We have to find ways to address youth unemployment holistically, at a grand scale, to avoid an escalation of the frustration and disappointment that already simmers just below the surface of our society. This means not only ensuring that young people acquire the skills they need to start a career, but even more importantly, ensuring that those skills don’t go to waste. This, in turn, means finding a way to get millions of young employed at a decent wage.
It is this pressing need that prompted a change in Momentum Metropolitan Foundation’s strategy three years ago.
‘The days are long gone where companies simply threw money at social problems, like youth unemployment, as a way to fulfil their social responsibility, and then moved on without really monitoring how their funds were being used, or evaluating whether or not they were achieving any sort of impact,’ explains Nkosinathi Mahlangu, Head of Youth Unemployment at the Momentum Metropolitan Foundation. ‘Most corporate companies have refined their CSI strategies to play a bigger role in the programmes they support. At Momentum Metropolitan Foundation, we’re taking things even further. We are now also playing a role as a partner, by providing internship opportunities at our own company.’
An important step in Momentum Metropolitan Foundation’s strategy is to form internal partnerships, in addition to partnering with external programmes or NGOs.
‘We form partnerships internally, as socio- economic development is also one of the pillars of the transformation scorecard. Collaboration helps us to maximise our offering. For example, we partner with the different departments in our company, so that we understand what each department is doing and what is needed. Where a department might need extra help or interns, or even fulltime employees, we are able to introduce the beneficiaries of our programmes to these departments, which creates a win-win situation.
‘Internal and external partnerships play a role, where each party leverages off the strengths of the other, to achieve strategic objectives as a collective,’ explains Mahlangu. ‘NGOs or training partners have managed to reach their mandate to prepare learners for the world of work, while our internal stakeholders give us a platform to showcase their skills.
‘For example, we have partnered with WeThinkCode, a network of revolutionary tech institutions that are training young people in digital skills that are in demand now and will become even more so in the future,’ explains Mahlangu.
‘But we’re doing more than just investing in the training of these young people. Momentum is also offering a number of these beneficiaries internships in our various business units, so that they gain valuable work experience.

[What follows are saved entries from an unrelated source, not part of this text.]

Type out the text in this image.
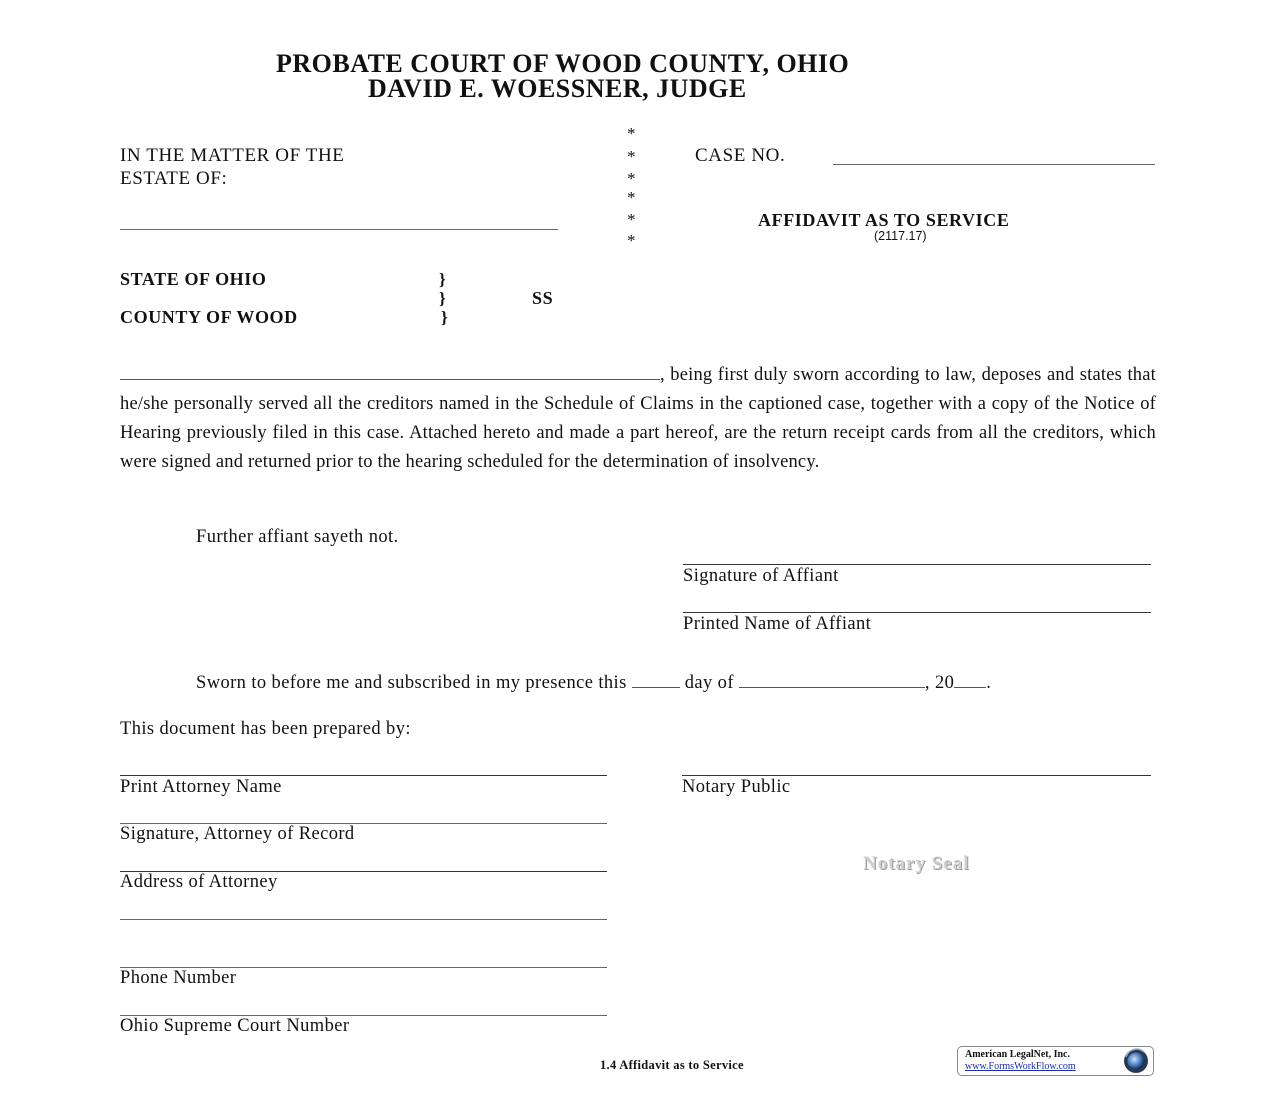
PROBATE COURT OF WOOD COUNTY, OHIO
DAVID E. WOESSNER, JUDGE
IN THE MATTER OF THE
ESTATE OF:
*
*
*
*
*
*
CASE NO.
AFFIDAVIT AS TO SERVICE
(2117.17)
STATE OF OHIO
COUNTY OF WOOD
}
}
}
SS
, being first duly sworn according to law, deposes and states that he/she personally served all the creditors named in the Schedule of Claims in the captioned case, together with a copy of the Notice of Hearing previously filed in this case. Attached hereto and made a part hereof, are the return receipt cards from all the creditors, which were signed and returned prior to the hearing scheduled for the determination of insolvency.
Further affiant sayeth not.
Signature of Affiant
Printed Name of Affiant
Sworn to before me and subscribed in my presence this	day of	, 20 .
This document has been prepared by:
Print Attorney Name
Signature, Attorney of Record
Address of Attorney
Phone Number
Ohio Supreme Court Number
Notary Public
Notary Seal
1.4 Affidavit as to Service
American LegalNet, Inc.
www.FormsWorkFlow.com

We have offered some of them permanent employment, or used our networks to help find them permanent employment.’
Another way in which Momentum Metropolitan Foundation goes beyond the role of the financial partner in development is through its entrepreneurship programmes.

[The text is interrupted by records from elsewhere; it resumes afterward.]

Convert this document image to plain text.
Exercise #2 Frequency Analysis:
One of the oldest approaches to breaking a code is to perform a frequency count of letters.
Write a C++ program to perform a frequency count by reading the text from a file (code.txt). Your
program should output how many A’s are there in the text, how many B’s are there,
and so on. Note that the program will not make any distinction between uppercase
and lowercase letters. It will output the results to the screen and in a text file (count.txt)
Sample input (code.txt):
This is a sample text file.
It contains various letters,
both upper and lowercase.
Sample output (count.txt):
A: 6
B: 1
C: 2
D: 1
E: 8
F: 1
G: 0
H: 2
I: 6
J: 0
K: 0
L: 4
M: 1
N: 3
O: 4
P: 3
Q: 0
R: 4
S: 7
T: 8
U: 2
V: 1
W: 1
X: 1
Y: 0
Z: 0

‘In one programme, we are about to embark on a programme that will train women in agriculture. Let’s say we train a fruit farmer; we will then; for example, buying produce directly from the farmers to supply food for big events.’
Mahlangu says that corporate companies have a huge role to play in equipping and empowering our youth. By going the extra mile, as Momentum Metropolitan has, companies are able to fund training, dovetail their training with the training of others, and provide opportunities for short or long-term employment within the company. This approach is one of the more wholistic we have seen, and seems to offer more hope for real change than simply offering training.